Not too long
ago, our supplier for eel fry and wild Atlantic salmon, Dai, had taken me to
see authentic Welsh fishing as well as elver fishing at The River Severn. My
wish to also see traditional salmon fishing at his turf – the River Severn –
ever since our conversation in his car has finally come true.
My guide
this time around was Horace Cook, a father of Richard, CEO of Severn & Wye
Smokery, where Dai acts as an ambassador. Since the foundation of the company,
Richard and him have predominantly dealt locally caught salmon and eel fry as
well as those caught in Wales or suburbs of Bristol, cities with good
transporting connection to Gloucester where the company situates. While the
main focus is to produce smoked products from eel or salmon, their business is
highly diversified, extends to being a fishmonger, a restaurateur and farming
eel fry. There’s also a successful project, which we were lucky enough to
participate once, to use hands of local kids to release farmed eel elvers into
a lake in Wales every year, where the specie is already extinct. All drainage,
a byproduct of a processing plant, is sprinkled at the company’s farm,
encouraging healthy and rapid growth of pasture, allowing 4 harvests a year.
A method
used in salmon fishing is called putcher fishing; cone-shaped baskets are set
between stakes placed 20 meters from the shoulder of the river, facing upper
stream. Salmon, before heading upstream, hovers in brackish water zone for some
time, in order to familiarise and become able to shift from seawater to fresh
water. A head of salmon is trapped in the cone-shaped basket as it enters the
contrived device while swimming downwards to the sea along powerful oceanic
current, simply becomes unable to exit due to heavy force generated by stream
from behind.
A legend or
a folklore regarding salmon exists everywhere and always a delight to
encounter. Contemporary version of the putcher fishing’s basket is metallic, as
oppose to an original basket made out of twigs of indigenous plants of Britain
picked from the hedge. By tracing back the family-line of current fishermen, a
data will prove the ancestors fished at exact same spot as far back as 400
years ago, and a record also shows this particular fishing tradition dates back
to the Roman era.
Horace says
the current Salmon fishing licence at the River Severn given by the British
authority only retains its validity until the end of this generation and will
not be passed on to the next.
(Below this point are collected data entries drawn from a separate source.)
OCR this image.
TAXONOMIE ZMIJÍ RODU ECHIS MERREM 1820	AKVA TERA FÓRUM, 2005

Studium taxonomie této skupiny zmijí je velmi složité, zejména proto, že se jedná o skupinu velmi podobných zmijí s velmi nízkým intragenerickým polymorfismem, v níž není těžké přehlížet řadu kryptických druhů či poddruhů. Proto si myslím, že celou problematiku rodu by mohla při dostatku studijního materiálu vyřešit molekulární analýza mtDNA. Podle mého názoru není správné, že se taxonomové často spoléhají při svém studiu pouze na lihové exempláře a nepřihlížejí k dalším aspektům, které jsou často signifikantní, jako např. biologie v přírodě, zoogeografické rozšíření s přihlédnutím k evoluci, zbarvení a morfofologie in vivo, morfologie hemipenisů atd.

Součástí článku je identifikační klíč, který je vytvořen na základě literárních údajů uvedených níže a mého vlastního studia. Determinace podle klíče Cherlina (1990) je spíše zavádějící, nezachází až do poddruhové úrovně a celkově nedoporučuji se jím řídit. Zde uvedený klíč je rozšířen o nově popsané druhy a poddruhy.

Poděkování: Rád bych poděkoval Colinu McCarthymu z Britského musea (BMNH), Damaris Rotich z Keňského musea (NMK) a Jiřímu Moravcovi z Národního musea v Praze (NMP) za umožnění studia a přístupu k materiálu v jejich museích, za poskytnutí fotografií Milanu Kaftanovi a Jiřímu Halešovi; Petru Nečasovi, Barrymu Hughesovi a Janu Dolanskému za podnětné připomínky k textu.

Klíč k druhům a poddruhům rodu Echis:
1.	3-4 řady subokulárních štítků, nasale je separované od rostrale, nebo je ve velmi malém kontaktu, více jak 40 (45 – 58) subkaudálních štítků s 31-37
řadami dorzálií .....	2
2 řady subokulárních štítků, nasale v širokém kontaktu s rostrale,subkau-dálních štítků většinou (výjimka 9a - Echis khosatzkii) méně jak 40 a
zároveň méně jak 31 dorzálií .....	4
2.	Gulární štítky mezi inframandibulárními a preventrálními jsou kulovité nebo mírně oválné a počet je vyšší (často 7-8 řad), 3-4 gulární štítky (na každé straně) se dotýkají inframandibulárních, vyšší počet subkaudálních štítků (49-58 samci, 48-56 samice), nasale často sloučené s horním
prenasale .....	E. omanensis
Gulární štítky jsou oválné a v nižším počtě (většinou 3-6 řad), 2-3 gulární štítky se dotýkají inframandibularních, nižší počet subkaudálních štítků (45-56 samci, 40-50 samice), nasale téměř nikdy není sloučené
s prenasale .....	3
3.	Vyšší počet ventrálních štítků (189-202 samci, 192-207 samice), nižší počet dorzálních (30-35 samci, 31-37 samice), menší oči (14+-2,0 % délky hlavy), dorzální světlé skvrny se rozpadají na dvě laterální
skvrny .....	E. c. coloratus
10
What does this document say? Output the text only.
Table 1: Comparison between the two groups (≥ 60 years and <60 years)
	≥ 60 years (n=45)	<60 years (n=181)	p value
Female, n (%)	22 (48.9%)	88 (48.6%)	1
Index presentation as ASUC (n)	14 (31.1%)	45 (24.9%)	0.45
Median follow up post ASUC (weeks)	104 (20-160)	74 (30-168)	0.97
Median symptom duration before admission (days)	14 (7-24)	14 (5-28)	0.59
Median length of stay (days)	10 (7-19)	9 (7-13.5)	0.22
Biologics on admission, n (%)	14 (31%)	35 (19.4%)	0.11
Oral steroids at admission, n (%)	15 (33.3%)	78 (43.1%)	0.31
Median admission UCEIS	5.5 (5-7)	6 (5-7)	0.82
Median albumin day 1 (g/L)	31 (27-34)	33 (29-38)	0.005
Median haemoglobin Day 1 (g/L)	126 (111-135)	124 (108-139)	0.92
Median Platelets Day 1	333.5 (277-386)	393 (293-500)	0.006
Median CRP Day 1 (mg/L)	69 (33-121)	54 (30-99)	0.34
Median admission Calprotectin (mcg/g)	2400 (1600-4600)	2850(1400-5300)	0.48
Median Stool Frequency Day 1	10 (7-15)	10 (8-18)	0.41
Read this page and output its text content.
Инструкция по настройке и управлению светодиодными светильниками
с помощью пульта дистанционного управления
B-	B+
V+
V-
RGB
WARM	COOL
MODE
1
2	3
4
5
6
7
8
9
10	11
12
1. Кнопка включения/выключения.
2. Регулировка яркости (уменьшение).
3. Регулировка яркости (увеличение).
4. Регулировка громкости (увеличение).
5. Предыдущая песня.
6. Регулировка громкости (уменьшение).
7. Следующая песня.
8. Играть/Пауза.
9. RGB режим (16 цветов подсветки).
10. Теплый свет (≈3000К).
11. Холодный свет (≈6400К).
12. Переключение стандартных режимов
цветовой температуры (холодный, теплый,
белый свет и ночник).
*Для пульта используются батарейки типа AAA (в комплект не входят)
Dai regularly mentions overall numbers of
upstreaming salmon in the river almost reaching the standard of old days, as
well as natural resource is recovering in good rate. It is saddening that,
nonetheless, a tradition with hundreds of years of history will be lost, in the
good name of pro-environmental movement.
天然の大西洋鮭や鰻の稚魚を提供してもらっているDai氏には、以前ウェールズの伝統漁業やSevern川での稚鰻漁を見せてもらいに行きました。彼と以前車の中で話しをしていたときから気になっていた、彼の本拠地であるSevern川で行われている鮭漁も是非見てみたいと言っていたのがようやく適いました。
鮭漁の仕掛けはPutcher fishingと呼ばれ、バスケットと呼ばれる円錐形の籠が川岸から約20mほどの間に立てられた杭の間に複数上流を向けて備え付けられていました。鮭は川に登る前に汽水域でしばらくの間少しずつ海水から淡水に体をなじませるために行ったりきたりするそうですが、強い海流と共に海に下る最中ににその仕掛けの中に体が入ると円錐形の籠に頭をとられ、後方からの流れに押されて逃げ出すことができなくなるようになっているという極めてシンプルなものでした。
Horace 氏の話では現在、英国の政府から与えられているSevern川での鮭漁のライセンスは今の漁師の代で最後となり、次の世代には受け継がれないそうです。Dai氏にいつも聞いていますが川全体の鮭の遡上数は昔の水準まで戻ってきており、資源は回復しているにもかかわらず、環境保護などの観点から折角何百年も続いた伝統を絶やすことは悲しいことです。